The false hope of 'clean coal'

September 13, 2009
Issue 

Carbon capture and storage (CCS), often touted as "clean coal", has been promoted by the coal industry and governments such as Australia and the US as a way to cut emissions from coal-fired energy generation, in order to avoid dangerous climate change.

Billions of dollars are being poured into developing CCS to make it commercially viable. But it's mostly taxpayers, not the coal companies, footing the bill.

The big coal industry is loath to put much money into CCS for a very good reason. It is not so stupid as to fall for its own propaganda.

But maintaining the "clean coal" fiction is an increasingly expensive job. In Australia, the Rudd government has given $2.4 billion for research into CCS — outstripping the $1.5 billion given to build new solar power plants.

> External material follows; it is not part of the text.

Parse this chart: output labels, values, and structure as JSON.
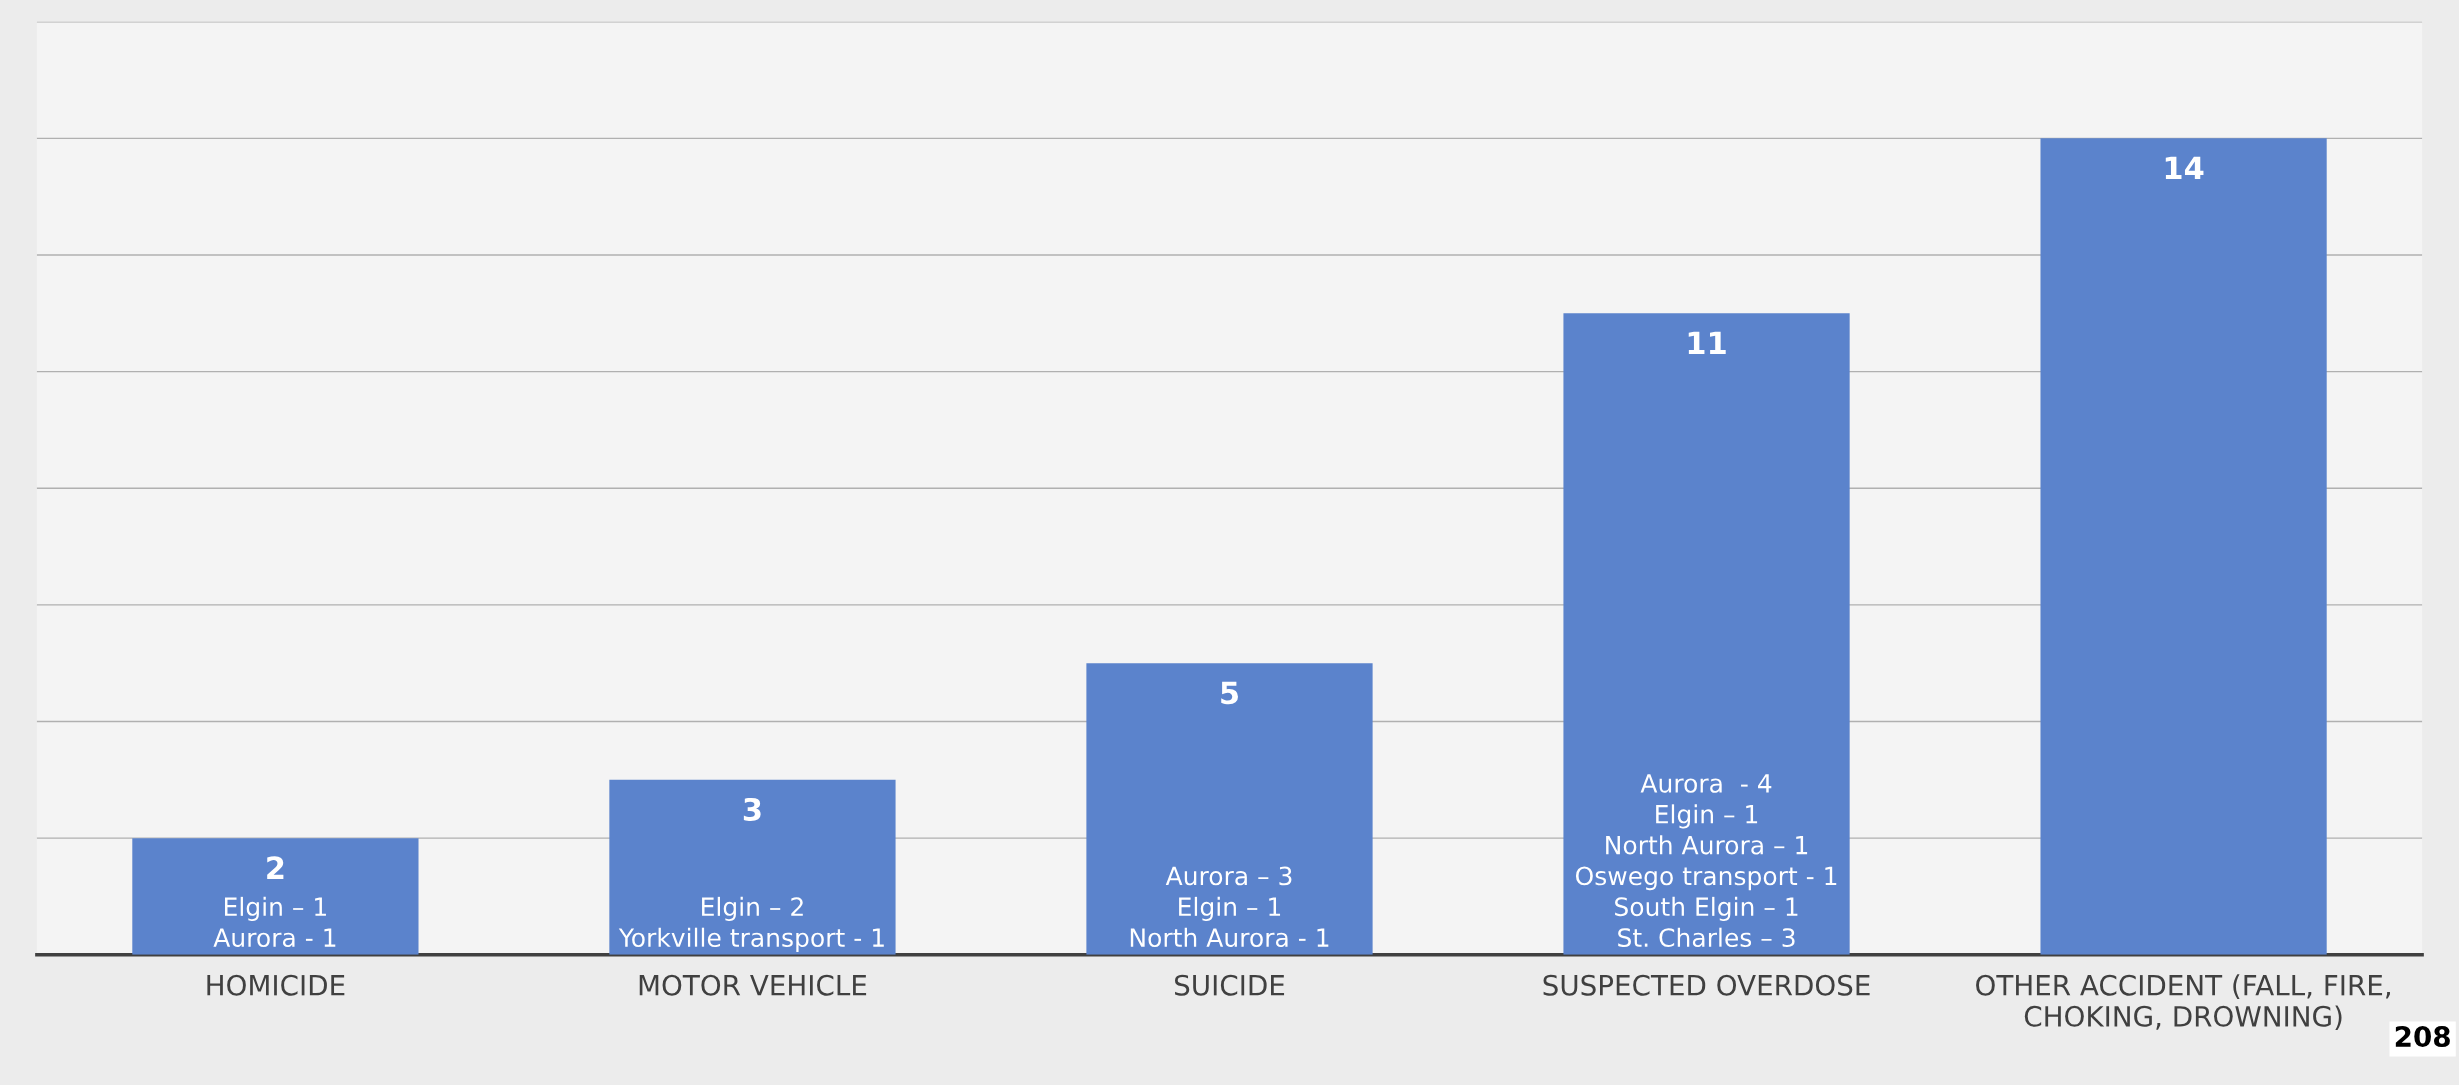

In the US, the cap-and-trade climate bill currently before the Senate gives CCS a whopping US$60 billion from the Barack Obama government.

The problems for CCS backers include: CCS is unproven; appropriate storage sites are few; leaks from underground storage are probable; and it is prohibitively expensive.

It also wastes a huge amount of energy. In a 2008 report, Greenpeace estimated CCS plants would use 10% to 40% of a coal-fired power plant's total energy output just to keep running.

In 2007, Carl Bauer, the director of the national energy technology laboratory in the US energy department, told a government committee CCS could add "from 81% to 86% to the cost of electricity for a new pulverized coal plant".

According to some estimates, CCS would make power from coal more expensive than solar thermal and wind power. However, as the Sydney Morning Herald said on September 7, "it's not a reasonable comparison […] because solar thermal and wind power actually exist".

Of the handful of demonstration CCS plants built, the results are stupendously bad.
The largest pilot plant attached to an operational power station in Australia is at the Latrobe Valley's coal-fired Hazelwood power plant — the most polluting in the industrialised world.

The SMH pointed out that its $10 million CCS plant captures only 25 tonnes of CO2 a day — a trifling 0.05% of Hazelwood's emissions
.
Despite this, world leaders at July's G8 summit in Italy held up CCS as central to a pledge to cut global emissions by 50% by 2020, including 80% cuts for the developed nations.

In a September 7 Four Corners program, reporter Liz Jackson spoke to Howard Herzog, the principal research engineer at the Massachusetts Institute of Technology and expert in CCS technology.

Jackson asked, given the progress of the technology, what were the chances CCS would achieve the G8 target. "Zero", Herzog said.

The clean coal myth is useful to the wealthy elites because it provides an excuse to governments and the big polluters to avoid real action on climate change. Every dollar spent on CCS is funds that could be spent on renewable energy, public transport and energy efficiency programs.

However, some corporations are still searching for ways to turn the dud technology to their advantage. US energy giant and Fortune 500 company NRG Energy has found one way to turn a profit out of CCS.

Its plan is to ditch the irritating "storage" bit altogether.

NRG Energy has asked the US government for a subsidy to build a CCS plant. It intends to sell the captured gas to oil companies who will use it to pump into oil wells to boost extraction rates. Clean coal becomes ... more oil.

This will create "a revenue stream to offset a portion of the cost of the project", allowing it to prove "the technology's viability on a larger scale", the company said on September 1.

It's a good example of how capitalist responses to climate change so often turn into the opposite. To make CCS profitable, it may become necessary to use it to increase emissions from fossil fuels.

It's a similar, ghastly logic as once expressed by an unnamed US army major during the Vietnam War, who famously told correspondent Peter Arnett: "It became necessary to destroy the village to save it."